Muito bom o texto do jornalista Heitor Freddo sobre jogadores que, como promessas, têm oportunidades e se perdem. Outros, labutando em meio as dificuldades, agarram a primeira e única chance com unhas e dentes.
Vale a pena conferir:
Extraído de: https://heitorfreddo.wordpress.com/2016/05/31/de-lucas-perdomo-a-rodrigao/
DE LUCAS PERDOMO A RODRIGÃO
Ontem a palavra futebol entrou no noticiário policial com a prisão de Lucas Perdomo, jogador do Boavista suspeito de participar de um dos crimes mais assustadores dos últimos tempos – o estupro coletivo de uma adolescente de 16 anos.
Enquanto boa parte da sociedade ainda tenta encontrar uma brecha para culpar a vítima – comportamento típico da cultura do estupro que vigora no país -, pouco se discute sobre o que leva um ser humano a ter uma atitude tão nojenta. Nesse caso específico, estamos falando de uma das profissões mais badaladas na hora de encontrar uma parceira.
Um jogador de 20 anos apadrinhado pelo mega astro Seedorf. Atleta do Boavista, mas observado por outros clubes como o Audax em São Paulo e o Botafogo no Rio de Janeiro.. Uma vida jogada no lixo por culpa única e exclusiva dele. Não digam que foram as más companhias, porque ele não estava obrigado naquele quarto. Não tratem como uma armação, porque foram os estupradores quem filmaram e espalharam o vídeo de uma menina desacordada na cama enquanto eles (incluindo o jogador Lucas) passam as mãos nas partes íntimas dela – se você não sabe, isso já é um estupro.
Mas no mesmo dia em que o futebol perdeu um jogador promissor, preparado desde criança para ser atleta de alto rendimento, uma história exatamente oposta desse esporte veio à tona. Um caminho de superação, força de vontade, determinação e a realização de um sonho. Uma carreira construída sem ajuda de ninguém e sem nenhuma perspectiva de sucesso.
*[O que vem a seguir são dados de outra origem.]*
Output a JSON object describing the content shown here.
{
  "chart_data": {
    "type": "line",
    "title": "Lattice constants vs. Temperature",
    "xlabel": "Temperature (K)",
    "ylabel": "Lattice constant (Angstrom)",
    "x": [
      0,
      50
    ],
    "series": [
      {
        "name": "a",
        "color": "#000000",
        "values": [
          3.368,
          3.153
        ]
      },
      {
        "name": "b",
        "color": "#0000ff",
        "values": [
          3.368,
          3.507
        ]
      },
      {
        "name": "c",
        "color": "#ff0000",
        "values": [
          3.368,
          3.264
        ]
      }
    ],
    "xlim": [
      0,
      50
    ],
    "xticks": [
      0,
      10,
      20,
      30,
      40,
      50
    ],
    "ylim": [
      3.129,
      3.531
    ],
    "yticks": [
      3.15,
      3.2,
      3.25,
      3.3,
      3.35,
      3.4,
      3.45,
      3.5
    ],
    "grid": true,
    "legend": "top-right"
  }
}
Em 2013 Rodrigão era um atacante de futebol amador. Com porte físico de centroavante, o rapaz de 19 anos era estrela nos campos de várzea da Bahia. Uma diversão aos finais de semana para quem ganhava a vida trabalhando como pintor de paredes.
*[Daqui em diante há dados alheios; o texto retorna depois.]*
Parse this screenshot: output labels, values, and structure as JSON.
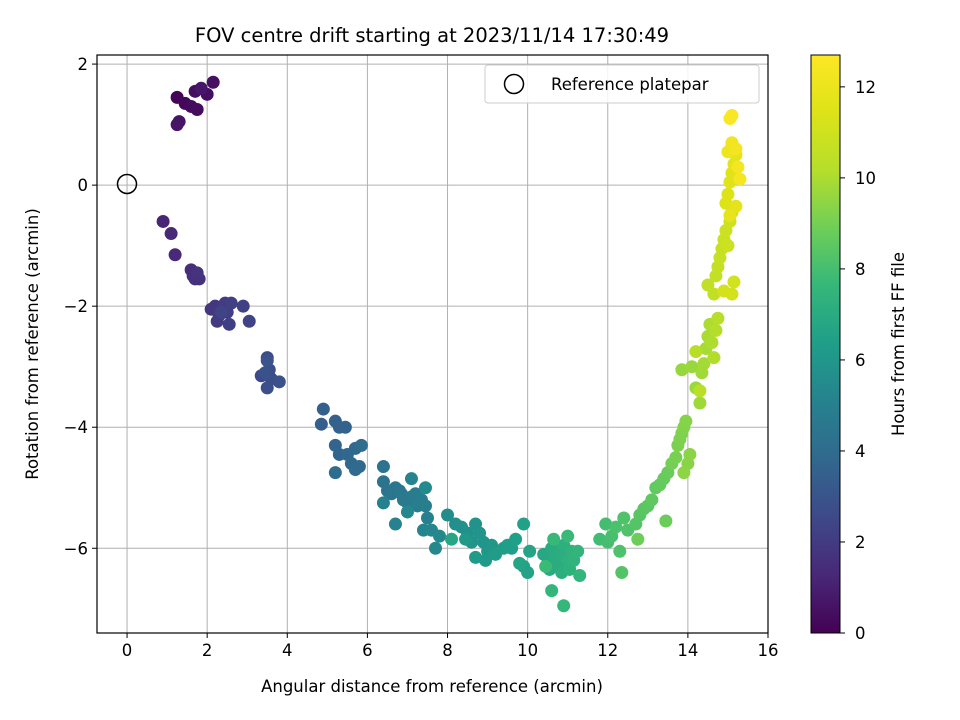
{
  "chart_data": {
    "type": "scatter",
    "title": "FOV centre drift starting at 2023/11/14 17:30:49",
    "xlabel": "Angular distance from reference (arcmin)",
    "ylabel": "Rotation from reference (arcmin)",
    "xlim": [
      -0.75,
      16.0
    ],
    "ylim": [
      -7.4,
      2.15
    ],
    "xticks": [
      0,
      2,
      4,
      6,
      8,
      10,
      12,
      14,
      16
    ],
    "yticks": [
      -6,
      -4,
      -2,
      0,
      2
    ],
    "grid": true,
    "colormap": "viridis",
    "colorbar": {
      "label": "Hours from first FF file",
      "range": [
        0,
        12.7
      ],
      "ticks": [
        0,
        2,
        4,
        6,
        8,
        10,
        12
      ]
    },
    "legend": {
      "position": "top-right",
      "entries": [
        "Reference platepar"
      ]
    },
    "reference_point": {
      "x": 0,
      "y": 0
    },
    "points": [
      [
        1.25,
        1.45,
        0.1
      ],
      [
        1.45,
        1.35,
        0.2
      ],
      [
        1.6,
        1.3,
        0.3
      ],
      [
        1.75,
        1.25,
        0.35
      ],
      [
        1.7,
        1.55,
        0.4
      ],
      [
        2.0,
        1.5,
        0.45
      ],
      [
        2.15,
        1.7,
        0.5
      ],
      [
        1.3,
        1.05,
        0.6
      ],
      [
        1.25,
        1.0,
        0.65
      ],
      [
        1.85,
        1.6,
        0.7
      ],
      [
        0.9,
        -0.6,
        1.2
      ],
      [
        1.1,
        -0.8,
        1.3
      ],
      [
        1.2,
        -1.15,
        1.4
      ],
      [
        1.6,
        -1.4,
        1.5
      ],
      [
        1.65,
        -1.5,
        1.55
      ],
      [
        1.7,
        -1.55,
        1.6
      ],
      [
        1.8,
        -1.55,
        1.65
      ],
      [
        1.75,
        -1.45,
        1.7
      ],
      [
        2.1,
        -2.05,
        1.8
      ],
      [
        2.2,
        -2.0,
        1.85
      ],
      [
        2.3,
        -2.15,
        1.9
      ],
      [
        2.25,
        -2.25,
        1.95
      ],
      [
        2.4,
        -2.0,
        2.0
      ],
      [
        2.45,
        -1.95,
        2.05
      ],
      [
        2.5,
        -2.1,
        2.1
      ],
      [
        2.55,
        -2.3,
        2.15
      ],
      [
        2.6,
        -1.95,
        2.2
      ],
      [
        2.9,
        -2.0,
        2.25
      ],
      [
        3.05,
        -2.25,
        2.3
      ],
      [
        2.35,
        -2.1,
        2.35
      ],
      [
        3.35,
        -3.15,
        2.6
      ],
      [
        3.5,
        -2.85,
        2.65
      ],
      [
        3.55,
        -3.05,
        2.7
      ],
      [
        3.6,
        -3.2,
        2.75
      ],
      [
        3.5,
        -3.35,
        2.8
      ],
      [
        3.8,
        -3.25,
        2.85
      ],
      [
        3.45,
        -3.1,
        2.9
      ],
      [
        3.5,
        -2.9,
        2.95
      ],
      [
        4.85,
        -3.95,
        3.4
      ],
      [
        4.9,
        -3.7,
        3.45
      ],
      [
        5.2,
        -3.9,
        3.5
      ],
      [
        5.3,
        -4.0,
        3.55
      ],
      [
        5.45,
        -4.0,
        3.6
      ],
      [
        5.2,
        -4.3,
        3.65
      ],
      [
        5.3,
        -4.45,
        3.7
      ],
      [
        5.5,
        -4.45,
        3.75
      ],
      [
        5.7,
        -4.35,
        3.8
      ],
      [
        5.6,
        -4.6,
        3.85
      ],
      [
        5.7,
        -4.7,
        3.9
      ],
      [
        5.8,
        -4.65,
        3.95
      ],
      [
        5.85,
        -4.3,
        4.0
      ],
      [
        5.2,
        -4.75,
        4.05
      ],
      [
        6.4,
        -4.65,
        4.3
      ],
      [
        6.4,
        -4.9,
        4.35
      ],
      [
        6.5,
        -5.05,
        4.4
      ],
      [
        6.6,
        -5.1,
        4.45
      ],
      [
        6.7,
        -5.0,
        4.5
      ],
      [
        6.8,
        -5.05,
        4.55
      ],
      [
        6.85,
        -5.1,
        4.6
      ],
      [
        6.9,
        -5.2,
        4.65
      ],
      [
        7.0,
        -5.25,
        4.7
      ],
      [
        7.1,
        -5.15,
        4.75
      ],
      [
        7.2,
        -5.1,
        4.8
      ],
      [
        7.25,
        -5.3,
        4.85
      ],
      [
        7.35,
        -5.2,
        4.9
      ],
      [
        7.45,
        -5.3,
        4.95
      ],
      [
        7.5,
        -5.5,
        5.0
      ],
      [
        6.4,
        -5.25,
        5.05
      ],
      [
        6.7,
        -5.6,
        5.1
      ],
      [
        7.1,
        -4.85,
        5.15
      ],
      [
        7.4,
        -5.7,
        5.2
      ],
      [
        7.6,
        -5.7,
        5.25
      ],
      [
        7.0,
        -5.4,
        5.3
      ],
      [
        7.7,
        -6.0,
        5.35
      ],
      [
        7.8,
        -5.8,
        5.4
      ],
      [
        7.45,
        -5.0,
        5.45
      ],
      [
        8.0,
        -5.45,
        5.6
      ],
      [
        8.2,
        -5.6,
        5.65
      ],
      [
        8.35,
        -5.65,
        5.7
      ],
      [
        8.5,
        -5.75,
        5.75
      ],
      [
        8.6,
        -5.9,
        5.8
      ],
      [
        8.7,
        -5.6,
        5.85
      ],
      [
        8.8,
        -5.75,
        5.9
      ],
      [
        8.9,
        -5.9,
        5.95
      ],
      [
        9.0,
        -6.05,
        6.0
      ],
      [
        9.1,
        -5.95,
        6.05
      ],
      [
        8.45,
        -5.85,
        6.1
      ],
      [
        8.7,
        -6.15,
        6.15
      ],
      [
        8.95,
        -6.2,
        6.2
      ],
      [
        9.2,
        -6.1,
        6.25
      ],
      [
        9.4,
        -6.0,
        6.3
      ],
      [
        9.5,
        -5.95,
        6.35
      ],
      [
        9.6,
        -6.0,
        6.4
      ],
      [
        9.7,
        -5.85,
        6.45
      ],
      [
        9.9,
        -5.6,
        6.5
      ],
      [
        9.9,
        -6.3,
        6.55
      ],
      [
        10.0,
        -6.4,
        6.6
      ],
      [
        10.05,
        -6.05,
        6.65
      ],
      [
        9.8,
        -6.25,
        6.7
      ],
      [
        8.1,
        -5.85,
        6.75
      ],
      [
        10.4,
        -6.1,
        6.8
      ],
      [
        10.5,
        -6.25,
        6.85
      ],
      [
        10.55,
        -6.35,
        6.9
      ],
      [
        10.6,
        -6.0,
        6.95
      ],
      [
        10.7,
        -6.15,
        7.0
      ],
      [
        10.75,
        -6.3,
        7.05
      ],
      [
        10.8,
        -6.1,
        7.1
      ],
      [
        10.85,
        -6.4,
        7.15
      ],
      [
        10.9,
        -5.95,
        7.2
      ],
      [
        11.0,
        -6.2,
        7.25
      ],
      [
        11.05,
        -6.35,
        7.3
      ],
      [
        11.1,
        -6.05,
        7.35
      ],
      [
        11.15,
        -6.2,
        7.4
      ],
      [
        11.25,
        -6.05,
        7.45
      ],
      [
        11.3,
        -6.45,
        7.5
      ],
      [
        10.6,
        -6.7,
        7.55
      ],
      [
        10.9,
        -6.95,
        7.6
      ],
      [
        10.65,
        -5.85,
        7.65
      ],
      [
        11.0,
        -5.8,
        7.7
      ],
      [
        10.45,
        -6.3,
        7.75
      ],
      [
        11.8,
        -5.85,
        7.9
      ],
      [
        11.95,
        -5.6,
        7.95
      ],
      [
        12.0,
        -5.9,
        8.0
      ],
      [
        12.1,
        -5.8,
        8.05
      ],
      [
        12.2,
        -5.65,
        8.1
      ],
      [
        12.3,
        -6.05,
        8.15
      ],
      [
        12.4,
        -5.5,
        8.2
      ],
      [
        12.5,
        -5.7,
        8.25
      ],
      [
        12.35,
        -6.4,
        8.3
      ],
      [
        12.7,
        -5.6,
        8.35
      ],
      [
        12.8,
        -5.45,
        8.4
      ],
      [
        12.9,
        -5.35,
        8.45
      ],
      [
        13.0,
        -5.3,
        8.5
      ],
      [
        13.1,
        -5.2,
        8.55
      ],
      [
        13.2,
        -5.0,
        8.6
      ],
      [
        13.3,
        -4.95,
        8.65
      ],
      [
        13.4,
        -4.85,
        8.7
      ],
      [
        13.5,
        -4.75,
        8.75
      ],
      [
        13.45,
        -5.55,
        8.8
      ],
      [
        12.75,
        -5.85,
        8.85
      ],
      [
        13.6,
        -4.6,
        9.0
      ],
      [
        13.7,
        -4.5,
        9.05
      ],
      [
        13.75,
        -4.3,
        9.1
      ],
      [
        13.8,
        -4.2,
        9.15
      ],
      [
        13.85,
        -4.1,
        9.2
      ],
      [
        13.9,
        -4.0,
        9.25
      ],
      [
        13.95,
        -3.9,
        9.3
      ],
      [
        14.0,
        -4.6,
        9.35
      ],
      [
        14.05,
        -4.45,
        9.4
      ],
      [
        13.9,
        -4.75,
        9.45
      ],
      [
        13.85,
        -3.05,
        9.6
      ],
      [
        14.1,
        -3.0,
        9.65
      ],
      [
        14.2,
        -3.35,
        9.7
      ],
      [
        14.3,
        -3.6,
        9.75
      ],
      [
        14.35,
        -3.1,
        9.8
      ],
      [
        14.4,
        -2.95,
        9.85
      ],
      [
        14.45,
        -2.7,
        9.9
      ],
      [
        14.5,
        -2.5,
        9.95
      ],
      [
        14.55,
        -2.3,
        10.0
      ],
      [
        14.6,
        -2.6,
        10.05
      ],
      [
        14.65,
        -2.85,
        10.1
      ],
      [
        14.7,
        -2.4,
        10.15
      ],
      [
        14.75,
        -2.2,
        10.2
      ],
      [
        14.2,
        -2.75,
        10.25
      ],
      [
        14.3,
        -3.4,
        10.3
      ],
      [
        14.5,
        -1.65,
        10.5
      ],
      [
        14.65,
        -1.8,
        10.55
      ],
      [
        14.7,
        -1.5,
        10.6
      ],
      [
        14.75,
        -1.35,
        10.65
      ],
      [
        14.8,
        -1.2,
        10.7
      ],
      [
        14.85,
        -1.05,
        10.75
      ],
      [
        14.9,
        -0.9,
        10.8
      ],
      [
        14.95,
        -0.75,
        10.85
      ],
      [
        15.0,
        -1.0,
        10.9
      ],
      [
        15.05,
        -0.6,
        10.95
      ],
      [
        15.1,
        -0.45,
        11.0
      ],
      [
        15.15,
        -1.6,
        11.05
      ],
      [
        15.1,
        -1.8,
        11.1
      ],
      [
        14.9,
        -1.75,
        11.15
      ],
      [
        14.95,
        -0.3,
        11.4
      ],
      [
        15.0,
        -0.15,
        11.45
      ],
      [
        15.05,
        0.05,
        11.5
      ],
      [
        15.1,
        0.2,
        11.55
      ],
      [
        15.15,
        0.35,
        11.6
      ],
      [
        15.2,
        0.5,
        11.65
      ],
      [
        15.1,
        0.65,
        11.7
      ],
      [
        15.2,
        -0.35,
        11.75
      ],
      [
        15.05,
        -0.5,
        11.8
      ],
      [
        15.0,
        0.55,
        12.1
      ],
      [
        15.1,
        0.7,
        12.2
      ],
      [
        15.2,
        0.6,
        12.3
      ],
      [
        15.25,
        0.3,
        12.35
      ],
      [
        15.3,
        0.1,
        12.4
      ],
      [
        15.05,
        1.1,
        12.55
      ],
      [
        15.1,
        1.15,
        12.6
      ]
    ]
  }
}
É óbvio que desde menino, Rodrigão sempre sonhou em ser jogador profissional. Mas como apostar nesse sonho e viver fora de casa quando desde criança você é um dos responsáveis por garantir o sustento da família e o pagamento do aluguel?
A diversão do final de semana falou mais alto. Em 2013 olheiros do Democrata de Governador Valadares em Minas Gerais descobriram Rodrigão jogando no futebol amador da Bahia e o convidaram para um teste no clube. Eu juro que eu queria esses olheiros para o meu time.
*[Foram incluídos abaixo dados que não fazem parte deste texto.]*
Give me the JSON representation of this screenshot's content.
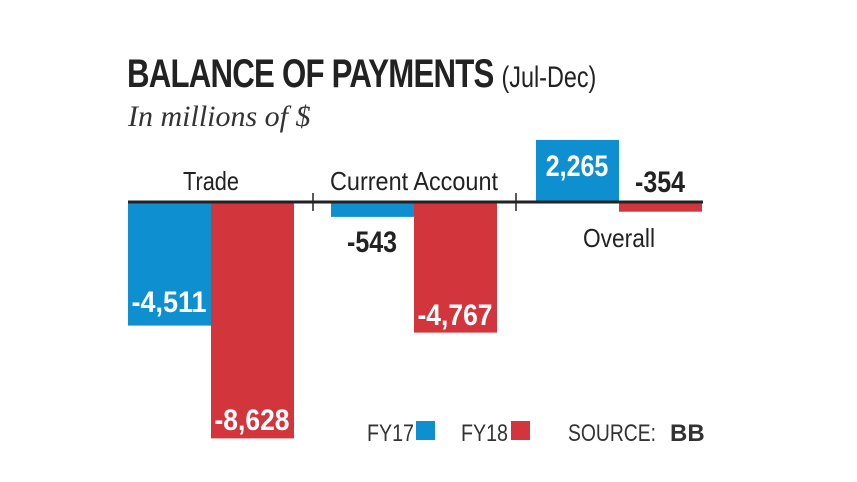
{
  "chart_data": {
    "type": "bar",
    "title": "BALANCE OF PAYMENTS",
    "title_suffix": "(Jul-Dec)",
    "subtitle": "In millions of $",
    "categories": [
      "Trade",
      "Current Account",
      "Overall"
    ],
    "series": [
      {
        "name": "FY17",
        "color": "#0d8fd0",
        "values": [
          -4511,
          -543,
          2265
        ],
        "labels": [
          "-4,511",
          "-543",
          "2,265"
        ]
      },
      {
        "name": "FY18",
        "color": "#d2353c",
        "values": [
          -8628,
          -4767,
          -354
        ],
        "labels": [
          "-8,628",
          "-4,767",
          "-354"
        ]
      }
    ],
    "source_label": "SOURCE:",
    "source": "BB",
    "legend_position": "bottom-right",
    "grid": false
  }
}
Rodrigão se profissionalizou, foi contratado pelo Boa Esporte (a quarta força do futebol mineiro) e esse ano foi vendido ao Campinense da Paraíba, onde em menos de 5 meses se tornou o maior goleador do país com 18 gols que levaram o Campinense a mais uma final estadual.
Três anos depois do inesperado convite no futebol amador, Rodrigão é o novo reforço do Santos Futebol Clube. O jovem pintor de paredes vai vestir uma das camisas mais importantes do futebol mundial. E na sua chegada, deixa claro qual seu principal objetivo. Não é fazer fama, nem comprar um carrão de luxo ou ser fotografado pelo Ego aos beijos com uma Panicat. Rodrigão que comprar uma casa própria para a família e ter a segurança de que, se o sonho do Cinderella de chuteiras for interrompido, a carreira não terá sido em vão.
Impossível não lembrar da história de outro guerreiro da bola. Grafite, o artilheiro do Campeonato Brasileiro pelo Santa Cruz, começou a carreira de jogador de futebol aos 21 anos. Antes, Edinaldo era vendedor de sacos de lixo de porta em porta e jogava por prazer no futebol amador aqui da nossa região. Assim nasceu um campeão da Libertadores, campeão e ídolo na Alemanha, jogador de seleção brasileira em Copa do Mundo e maior ídolo da história do Santa Cruz.
São histórias assim que fazem as esperanças serem renovadas no futebol. Numa época de jogadores mimados, blindados por todo tipo de assessor e parte da geração mimimi, temos ainda atletas que brilham os olhos ao receberem um convite de um clube grande. Numa fase de atletas preocupados com o status nas redes sociais, ainda temos guerreiros que sonham com uma casa própria.
Numa época de Lucas Perdomo, que bom que ainda temos Rodrigo.